第876章 以全忠義性命


    函穀關下的這場戰鬥,雖然乏善可陳,但卻象征著雙方高端武器的對決。


    最終以於禁代表著的曹軍落敗,狼狽而逃。


    這場戰鬥毫無疑問的是,讓防守函穀關的軍隊士氣產生了動搖,甚至主將於禁的心思都已經被動搖了。


    狼狽迴到函穀關內的於禁,看了看流血臂膀,被八牛弩給擦傷了,這弩箭要在在往下低一寸,自己的這條手臂就廢了。


    摘下護腕,看了下傷口,一道觸目驚心的血口,手臂上一道肉已經被八牛弩給劃走了。


    “所幸這一箭低了一點,將軍手臂得以保下來了。”軍醫感歎說道。


    於禁沒有說話,他想起剛剛戰場上被八牛弩洞穿如同穿糖葫蘆一樣的士兵,還有被投石車拋射來的巨石所砸到,無完屍的袍澤,又想到炸藥爆炸後,大片的士兵被炸翻,身體支離破碎,就算是現在,於禁的耳朵都還在嗡嗡作響。


    嗡嗡的聲音,好似在耳邊變成了慘叫聲。


    慘叫聲越來越大,腦海中想著袍澤士兵的死狀更加的慘烈,直至於腦海中浮現出函穀關被炸坍,無數的士兵被埋在廢墟當中,而後數萬的張飛軍團士兵殺過來的畫麵。

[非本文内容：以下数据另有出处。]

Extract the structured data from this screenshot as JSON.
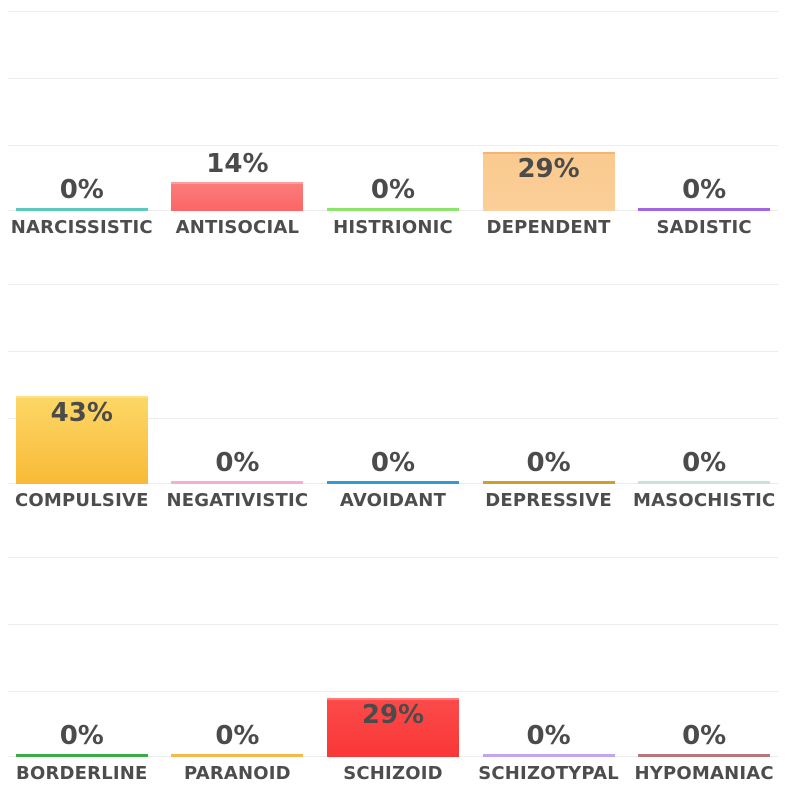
{
  "chart_data": {
    "type": "bar",
    "unit": "%",
    "ylim": [
      0,
      100
    ],
    "grid": true,
    "grid_interval_pct": 33.3,
    "legend": "none",
    "value_label_color": "#4b4b4b",
    "category_label_color": "#4d4d4d",
    "gridline_color": "#ececec",
    "rows": [
      {
        "items": [
          {
            "category": "NARCISSISTIC",
            "value": 0,
            "display": "0%",
            "color": "#5cc9bd"
          },
          {
            "category": "ANTISOCIAL",
            "value": 14,
            "display": "14%",
            "color": "#fb6f6f",
            "fill_top": "#fc7b7b",
            "fill_bottom": "#fb6666",
            "edge": "#fc9e9e"
          },
          {
            "category": "HISTRIONIC",
            "value": 0,
            "display": "0%",
            "color": "#8be56a"
          },
          {
            "category": "DEPENDENT",
            "value": 29,
            "display": "29%",
            "color": "#fbcb92",
            "fill_top": "#faca8f",
            "fill_bottom": "#fbcf99",
            "edge": "#f4b478"
          },
          {
            "category": "SADISTIC",
            "value": 0,
            "display": "0%",
            "color": "#a266e3"
          }
        ]
      },
      {
        "items": [
          {
            "category": "COMPULSIVE",
            "value": 43,
            "display": "43%",
            "color": "#f9c33e",
            "fill_top": "#fcd765",
            "fill_bottom": "#f8ba37",
            "edge": "#fde18a"
          },
          {
            "category": "NEGATIVISTIC",
            "value": 0,
            "display": "0%",
            "color": "#f8abd9"
          },
          {
            "category": "AVOIDANT",
            "value": 0,
            "display": "0%",
            "color": "#2e9bd2"
          },
          {
            "category": "DEPRESSIVE",
            "value": 0,
            "display": "0%",
            "color": "#cca02a"
          },
          {
            "category": "MASOCHISTIC",
            "value": 0,
            "display": "0%",
            "color": "#cbe3d7"
          }
        ]
      },
      {
        "items": [
          {
            "category": "BORDERLINE",
            "value": 0,
            "display": "0%",
            "color": "#39ab47"
          },
          {
            "category": "PARANOID",
            "value": 0,
            "display": "0%",
            "color": "#f3b94d"
          },
          {
            "category": "SCHIZOID",
            "value": 29,
            "display": "29%",
            "color": "#fa3e3e",
            "fill_top": "#fb4a4a",
            "fill_bottom": "#fa3737",
            "edge": "#fc7b7b"
          },
          {
            "category": "SCHIZOTYPAL",
            "value": 0,
            "display": "0%",
            "color": "#c3a5ee"
          },
          {
            "category": "HYPOMANIAC",
            "value": 0,
            "display": "0%",
            "color": "#b8777b"
          }
        ]
      }
    ]
  }
}
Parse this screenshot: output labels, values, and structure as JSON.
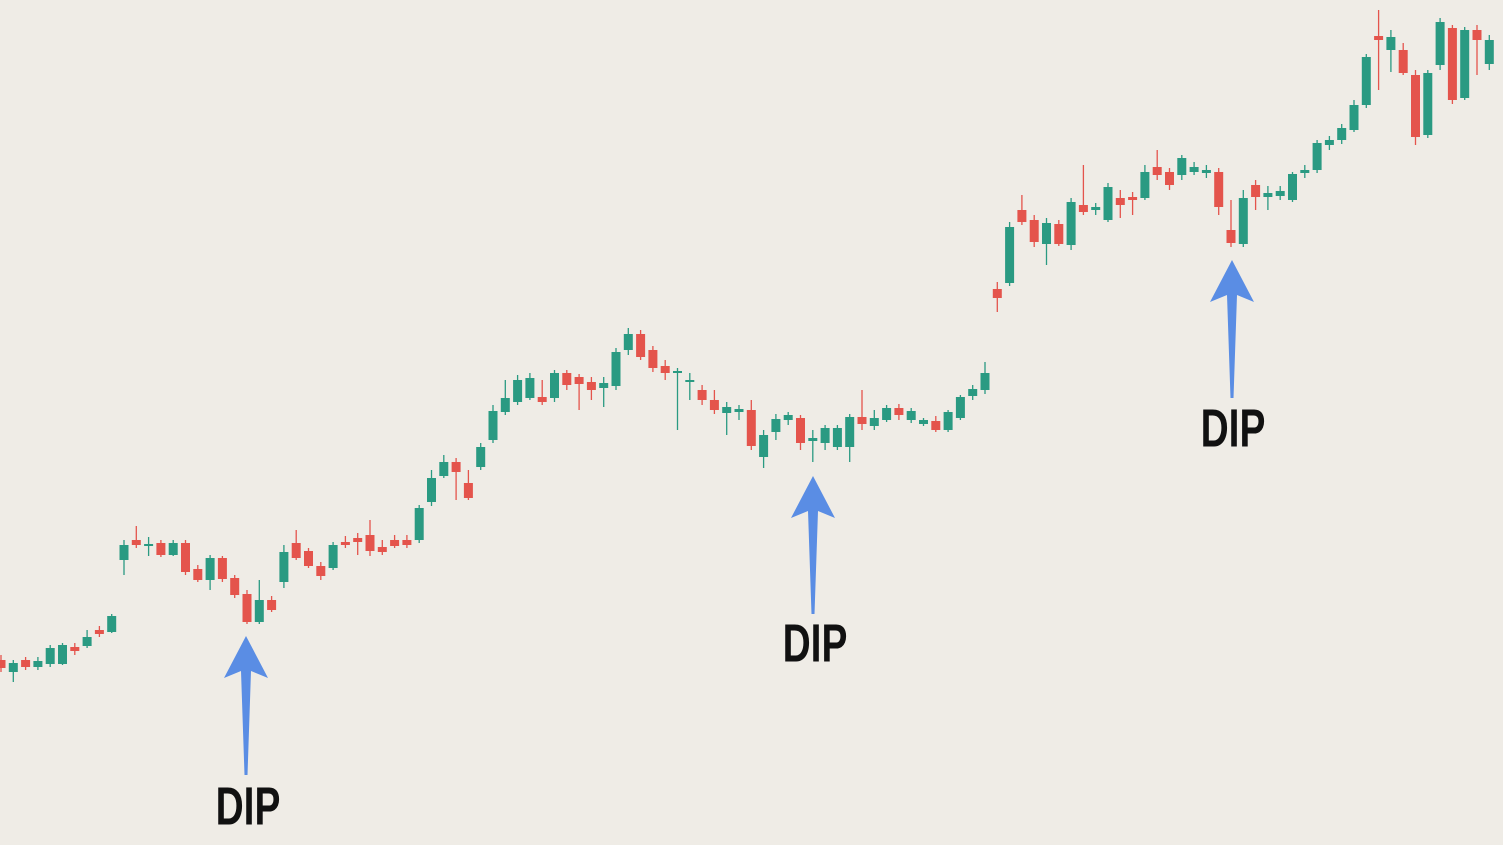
{
  "chart_data": {
    "type": "candlestick",
    "up_color": "#2a9a82",
    "down_color": "#e4544c",
    "ylim": [
      0,
      84.5
    ],
    "annotations": [
      "DIP",
      "DIP",
      "DIP"
    ],
    "ohlc": [
      [
        18.5,
        19,
        17.3,
        17.7
      ],
      [
        17.3,
        18.5,
        16.3,
        18.2
      ],
      [
        18.5,
        18.8,
        17.5,
        17.8
      ],
      [
        17.8,
        18.8,
        17.5,
        18.4
      ],
      [
        18.1,
        20,
        17.8,
        19.7
      ],
      [
        18.1,
        20.2,
        18,
        20
      ],
      [
        19.8,
        20.2,
        19,
        19.4
      ],
      [
        19.9,
        21.5,
        19.7,
        20.8
      ],
      [
        21.5,
        21.9,
        20.8,
        21.1
      ],
      [
        21.3,
        23.1,
        21.2,
        22.9
      ],
      [
        28.5,
        30.5,
        27,
        30
      ],
      [
        30.5,
        31.9,
        29.7,
        30
      ],
      [
        29.9,
        30.8,
        28.9,
        30.1
      ],
      [
        30.2,
        30.5,
        28.8,
        29
      ],
      [
        29,
        30.5,
        28.9,
        30.2
      ],
      [
        30.2,
        30.5,
        27,
        27.3
      ],
      [
        27.6,
        28,
        26.3,
        26.5
      ],
      [
        26.5,
        29,
        25.5,
        28.7
      ],
      [
        28.7,
        28.9,
        26.3,
        26.6
      ],
      [
        26.7,
        27,
        24.7,
        25
      ],
      [
        25.1,
        25.5,
        22.1,
        22.3
      ],
      [
        22.3,
        26.5,
        22.1,
        24.5
      ],
      [
        24.5,
        24.9,
        23.3,
        23.5
      ],
      [
        26.3,
        30,
        25.7,
        29.3
      ],
      [
        30.2,
        31.5,
        28.5,
        28.7
      ],
      [
        29.4,
        29.7,
        27.7,
        27.9
      ],
      [
        27.9,
        28.3,
        26.5,
        26.9
      ],
      [
        27.7,
        30.3,
        27.5,
        30
      ],
      [
        30.3,
        30.9,
        29.7,
        30
      ],
      [
        30.7,
        31.2,
        29,
        30.3
      ],
      [
        31,
        32.5,
        28.9,
        29.4
      ],
      [
        29.8,
        30.5,
        29,
        29.3
      ],
      [
        30.5,
        31,
        29.7,
        29.9
      ],
      [
        30.5,
        31,
        29.7,
        30
      ],
      [
        30.5,
        34,
        30.2,
        33.7
      ],
      [
        34.3,
        37.5,
        33.9,
        36.7
      ],
      [
        36.9,
        39,
        36.7,
        38.3
      ],
      [
        38.3,
        38.7,
        34.5,
        37.3
      ],
      [
        36.2,
        37.5,
        34.5,
        34.7
      ],
      [
        37.8,
        40.2,
        37.5,
        39.8
      ],
      [
        40.5,
        44,
        40.2,
        43.4
      ],
      [
        43.3,
        46.5,
        43,
        44.7
      ],
      [
        44.3,
        47,
        44,
        46.5
      ],
      [
        44.7,
        47.2,
        44.5,
        46.7
      ],
      [
        44.8,
        46.5,
        44,
        44.3
      ],
      [
        44.7,
        47.5,
        44.3,
        47.2
      ],
      [
        47.2,
        47.5,
        45.5,
        46
      ],
      [
        46.8,
        47.1,
        43.5,
        46.1
      ],
      [
        46.3,
        46.8,
        44.5,
        45.5
      ],
      [
        45.7,
        46.8,
        43.8,
        46.2
      ],
      [
        45.9,
        49.7,
        45.5,
        49.3
      ],
      [
        49.5,
        51.7,
        49,
        51.1
      ],
      [
        51.1,
        51.5,
        48.5,
        48.8
      ],
      [
        49.5,
        49.9,
        47.3,
        47.7
      ],
      [
        47.9,
        48.5,
        46.5,
        47.2
      ],
      [
        47.2,
        47.7,
        41.5,
        47.4
      ],
      [
        46.3,
        47.2,
        44.5,
        46.5
      ],
      [
        45.5,
        46,
        44,
        44.5
      ],
      [
        44.5,
        45.5,
        43.1,
        43.5
      ],
      [
        43.2,
        44.3,
        41,
        43.8
      ],
      [
        43.3,
        44,
        42.5,
        43.6
      ],
      [
        43.5,
        44.5,
        39.5,
        39.9
      ],
      [
        38.8,
        41.5,
        37.7,
        41
      ],
      [
        41.3,
        43.1,
        40.5,
        42.6
      ],
      [
        42.5,
        43.3,
        42,
        43
      ],
      [
        42.7,
        43,
        39.5,
        40.2
      ],
      [
        40.4,
        41.5,
        38.3,
        40.7
      ],
      [
        40.2,
        42,
        39.5,
        41.7
      ],
      [
        39.8,
        42,
        39.5,
        41.7
      ],
      [
        39.8,
        43.1,
        38.3,
        42.8
      ],
      [
        42.8,
        45.5,
        41.5,
        42.1
      ],
      [
        41.9,
        43.5,
        41.5,
        42.7
      ],
      [
        42.5,
        44,
        42.3,
        43.7
      ],
      [
        43.7,
        44.1,
        42.5,
        43
      ],
      [
        42.5,
        43.7,
        42.2,
        43.4
      ],
      [
        42.1,
        42.7,
        41.9,
        42.5
      ],
      [
        42.4,
        42.9,
        41.3,
        41.5
      ],
      [
        41.5,
        43.5,
        41.3,
        43.3
      ],
      [
        42.7,
        45,
        42.5,
        44.8
      ],
      [
        44.9,
        46,
        44.5,
        45.6
      ],
      [
        45.5,
        48.3,
        45.1,
        47.2
      ],
      [
        55.6,
        56.3,
        53.3,
        54.7
      ],
      [
        56.2,
        62.3,
        55.9,
        61.8
      ],
      [
        63.5,
        65,
        62,
        62.3
      ],
      [
        62.5,
        63,
        59.8,
        60.3
      ],
      [
        60.1,
        62.7,
        58,
        62.2
      ],
      [
        62.1,
        62.5,
        59.9,
        60.1
      ],
      [
        60,
        64.7,
        59.5,
        64.3
      ],
      [
        64,
        68,
        63,
        63.3
      ],
      [
        63.5,
        64.2,
        63,
        63.8
      ],
      [
        62.5,
        66.2,
        62.3,
        65.8
      ],
      [
        64.7,
        65.5,
        62.7,
        64
      ],
      [
        64.8,
        65.3,
        63,
        64.5
      ],
      [
        64.7,
        68,
        64.5,
        67.3
      ],
      [
        67.8,
        69.5,
        66.5,
        67
      ],
      [
        67.3,
        67.7,
        65.5,
        66
      ],
      [
        67,
        69,
        66.5,
        68.7
      ],
      [
        67.3,
        68.3,
        67,
        67.8
      ],
      [
        67.2,
        68,
        66.7,
        67.5
      ],
      [
        67.3,
        67.7,
        63,
        63.8
      ],
      [
        61.5,
        64.5,
        59.8,
        60.2
      ],
      [
        60.1,
        65.5,
        59.8,
        64.7
      ],
      [
        66,
        66.5,
        63.5,
        64.8
      ],
      [
        64.8,
        65.9,
        63.5,
        65.2
      ],
      [
        64.9,
        65.9,
        64.5,
        65.4
      ],
      [
        64.5,
        67.3,
        64.3,
        67.1
      ],
      [
        67.2,
        68,
        66.7,
        67.5
      ],
      [
        67.5,
        70.5,
        67.2,
        70.2
      ],
      [
        70,
        70.9,
        69.5,
        70.5
      ],
      [
        70.5,
        72.1,
        70.1,
        71.7
      ],
      [
        71.5,
        74.5,
        71.3,
        74
      ],
      [
        74,
        79.1,
        73.7,
        78.8
      ],
      [
        80.9,
        83.5,
        75.5,
        80.5
      ],
      [
        79.5,
        81.5,
        77.3,
        80.8
      ],
      [
        79.5,
        80.2,
        77,
        77.2
      ],
      [
        77,
        77.5,
        70,
        70.8
      ],
      [
        71,
        77.5,
        70.7,
        77.2
      ],
      [
        78,
        82.7,
        77.5,
        82.3
      ],
      [
        81.7,
        82,
        74.1,
        74.5
      ],
      [
        74.7,
        81.8,
        74.5,
        81.5
      ],
      [
        81.5,
        82,
        77,
        80.5
      ],
      [
        78.1,
        81,
        77.5,
        80.5
      ]
    ]
  }
}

    於禁站在函穀關的廢墟中間,在坍塌的廢墟中,很多的士兵痛苦的哀嚎著,想要從廢墟中爬出來,隻是那厚重的城牆,將他們的身軀壓住,讓他們無法爬出。


    一人站在廢墟中間,麵對著衝過來的千軍萬馬,膽寒之氣從心底直衝腦門。於禁這一刻,全身都籠罩在了恐懼感當中!


    “將軍!”一聲疾唿讓於禁從幻覺中猛然驚醒過來。


    揮舞著的手臂,將那軍醫給推到了地上,剛剛包紮好的手臂傳來刺疼,想必是傷口因為自己的剛剛劇烈動作而又裂開了許多。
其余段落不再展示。